The kicker, of course, is Zane Gonzalez, who made his historic mark at Arizona State before landing with Cleveland in the seventh round of the 2017 NFL Draft. Jones was present for his Pro Day around this time last year, even though the Cardinals didn't plan to be in the kicker market.
Needless to say, Jones' familiarity with Gonzalez is strong, and he's liked what he's seen so far after one NFL season.
"I know he will work hard because Coach (Hue Jackson) has already told me about that," Jones said. "I feel good about that part of it. If you have a guy that is going to work hard and is willing to learn, shoot, we can go."
Gonzalez finished his rookie season on a high note after a rocky patch during the first half of the season.
After a smooth first three weeks, Gonzalez missed a field goal attempt against Cincinnati that would have given the Browns their first lead of the year and followed with two misses a week later in a Week 5 game against the Jets the Browns would ultimately lose, 17-14. One week after he nailed three field goals against the Titans, including a 54-yarder, Gonzalez missed his only extra point of the season in a pivotal moment and another field goal during Cleveland's loss to the Vikings in London.
Over the final eight weeks of the season, Gonzalez looked a lot like the kicker who shattered records over a decorated four-year career at Arizona State. He made eight of his last nine field-goal attempts, the last three all coming from 40 yards and beyond.
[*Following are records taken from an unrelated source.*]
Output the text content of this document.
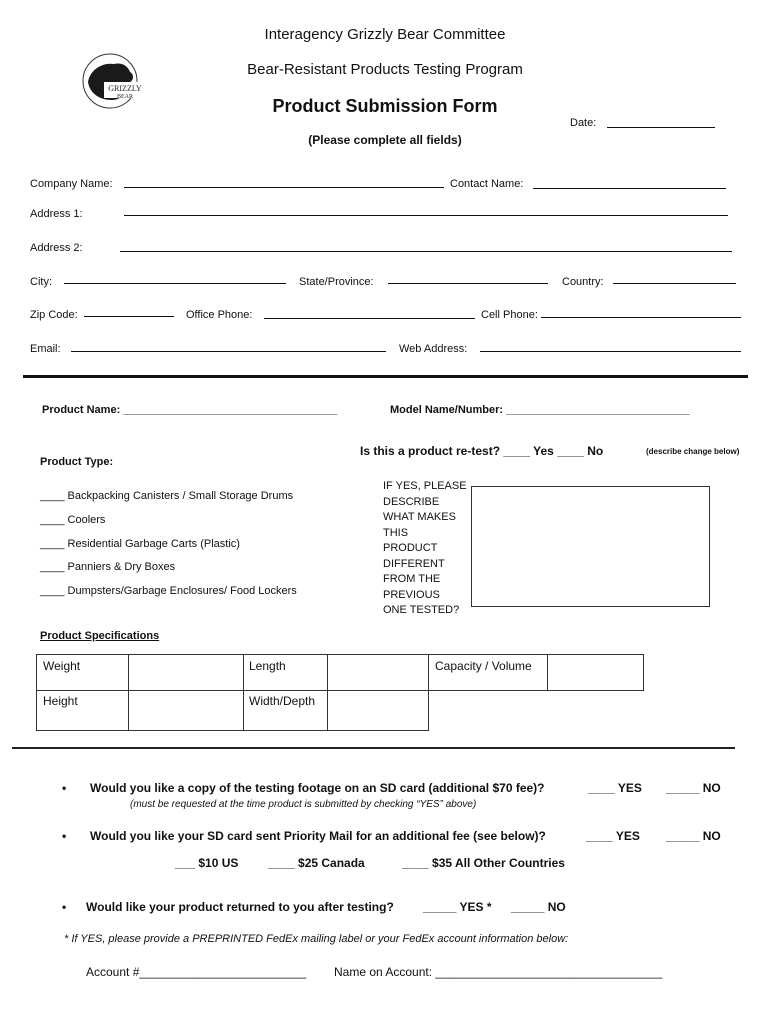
GRIZZLY
BEAR
Interagency Grizzly Bear Committee
Bear-Resistant Products Testing Program
Product Submission Form
(Please complete all fields)
Date:
Company Name:	Contact Name:
Address 1:
Address 2:
City:	State/Province:	Country:
Zip Code:	Office Phone:	Cell Phone:
Email:	Web Address:
Product Name: ___________________________________	Model Name/Number: ______________________________
Is this a product re-test? ____ Yes ____ No	(describe change below)
Product Type:
____ Backpacking Canisters / Small Storage Drums
____ Coolers
____ Residential Garbage Carts (Plastic)
____ Panniers & Dry Boxes
____ Dumpsters/Garbage Enclosures/ Food Lockers
IF YES, PLEASE
DESCRIBE
WHAT MAKES
THIS
PRODUCT
DIFFERENT
FROM THE
PREVIOUS
ONE TESTED?
Product Specifications
Weight	Length	Capacity / Volume
Height	Width/Depth
• Would you like a copy of the testing footage on an SD card (additional $70 fee)?	____ YES _____ NO
(must be requested at the time product is submitted by checking “YES” above)
• Would you like your SD card sent Priority Mail for an additional fee (see below)?	____ YES _____ NO
___ $10 US ____ $25 Canada	____ $35 All Other Countries
• Would like your product returned to you after testing? _____ YES * _____ NO
* If YES, please provide a PREPRINTED FedEx mailing label or your FedEx account information below:
Account #_________________________ Name on Account: __________________________________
His last two makes showed toughness in adverse elements, as Gonzalez nailed a 48-yarder in the wind and snow on Christmas Eve at Chicago and followed with a 51-yarder in frigid temperatures at Pittsburgh.
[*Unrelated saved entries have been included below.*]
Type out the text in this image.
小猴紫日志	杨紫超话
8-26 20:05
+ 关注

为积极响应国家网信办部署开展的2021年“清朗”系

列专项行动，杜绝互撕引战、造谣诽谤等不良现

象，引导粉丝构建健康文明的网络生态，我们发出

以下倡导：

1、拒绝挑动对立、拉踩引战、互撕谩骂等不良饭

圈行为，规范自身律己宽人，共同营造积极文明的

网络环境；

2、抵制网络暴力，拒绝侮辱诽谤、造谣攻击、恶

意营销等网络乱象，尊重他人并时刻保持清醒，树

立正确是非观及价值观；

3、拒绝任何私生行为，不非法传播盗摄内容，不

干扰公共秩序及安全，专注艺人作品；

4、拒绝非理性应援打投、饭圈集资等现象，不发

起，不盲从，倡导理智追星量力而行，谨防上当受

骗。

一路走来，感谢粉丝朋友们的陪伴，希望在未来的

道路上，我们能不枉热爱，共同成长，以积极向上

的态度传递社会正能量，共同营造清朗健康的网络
"Obviously, the weather is a lot different," Jones said, referencing the major climate change Gonzalez encountered going from Arizona to Cleveland. "You do get the wind. You don't get the snow.
"You don't see a lot of rookies play at the position. I was blessed to have one that set a franchise record out there (Chandler Catanzaro, 2014). Hopefully, we can get this guy to go into that way."
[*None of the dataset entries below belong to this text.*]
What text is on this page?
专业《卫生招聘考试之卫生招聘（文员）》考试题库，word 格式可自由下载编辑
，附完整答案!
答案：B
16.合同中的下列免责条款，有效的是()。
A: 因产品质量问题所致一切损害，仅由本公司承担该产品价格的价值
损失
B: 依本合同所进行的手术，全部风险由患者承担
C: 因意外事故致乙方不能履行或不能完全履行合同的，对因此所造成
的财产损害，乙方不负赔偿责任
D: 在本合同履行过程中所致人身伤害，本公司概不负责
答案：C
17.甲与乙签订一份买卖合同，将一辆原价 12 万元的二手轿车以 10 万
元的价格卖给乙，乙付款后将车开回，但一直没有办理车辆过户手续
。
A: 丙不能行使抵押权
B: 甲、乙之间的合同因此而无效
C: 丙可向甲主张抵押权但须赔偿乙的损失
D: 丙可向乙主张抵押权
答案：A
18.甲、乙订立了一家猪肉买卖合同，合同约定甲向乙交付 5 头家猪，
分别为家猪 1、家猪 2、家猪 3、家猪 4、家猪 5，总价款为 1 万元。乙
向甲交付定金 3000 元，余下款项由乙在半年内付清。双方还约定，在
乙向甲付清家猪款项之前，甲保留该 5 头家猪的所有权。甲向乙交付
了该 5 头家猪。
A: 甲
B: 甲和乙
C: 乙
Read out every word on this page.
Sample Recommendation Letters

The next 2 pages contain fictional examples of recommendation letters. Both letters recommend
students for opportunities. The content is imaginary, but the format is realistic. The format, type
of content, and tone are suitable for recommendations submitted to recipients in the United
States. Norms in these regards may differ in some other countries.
While he didn't share the same geography with Jabrill Peppers, Jones was familiar with Peppers' skill set much like he was with Gonzalez long before he took the Browns job. He was not only in attendance for Peppers' Pro Day at Michigan, but he coordinated the return drills in which Peppers participated.
"Unbelievable day," Jones said. "He worked his butt off for me that day. I saw a lot of potential. I coached him from the front so I could see his eyes."
Peppers, a starter at safety, had high expectations for himself as Cleveland's main returner on kicks and punts, but he finished the season admittedly disappointed with what he was able to do. He averaged 6 yards on punt returns and a little less than 23 on kicks. His 25-yard punt return against the Steelers in Cleveland's season opener was longer than any return the Browns had the previous year.
"You do kind of get frustrated because you know what you can do, but everyone keeps constantly saying that you can't do it," Peppers said in December. "You get frustrated because you are not doing it, but you know that you can do it."
Jones doesn't believe Peppers should be deterred, saying the former first-round pick still has the chance to be a "really special returner."
"The biggest thing with him, no different than Zane, is taking that first year and the lessons you learned," Jones said. "His college tape was obviously good. The other thing is he is a downhill runner. If you get the ball in his hands, he can be elusive enough to make people miss.
"I look forward to working with him because that little bit of relationship I had with him last year at that Pro Day was really a special moment for me because he is a great kid."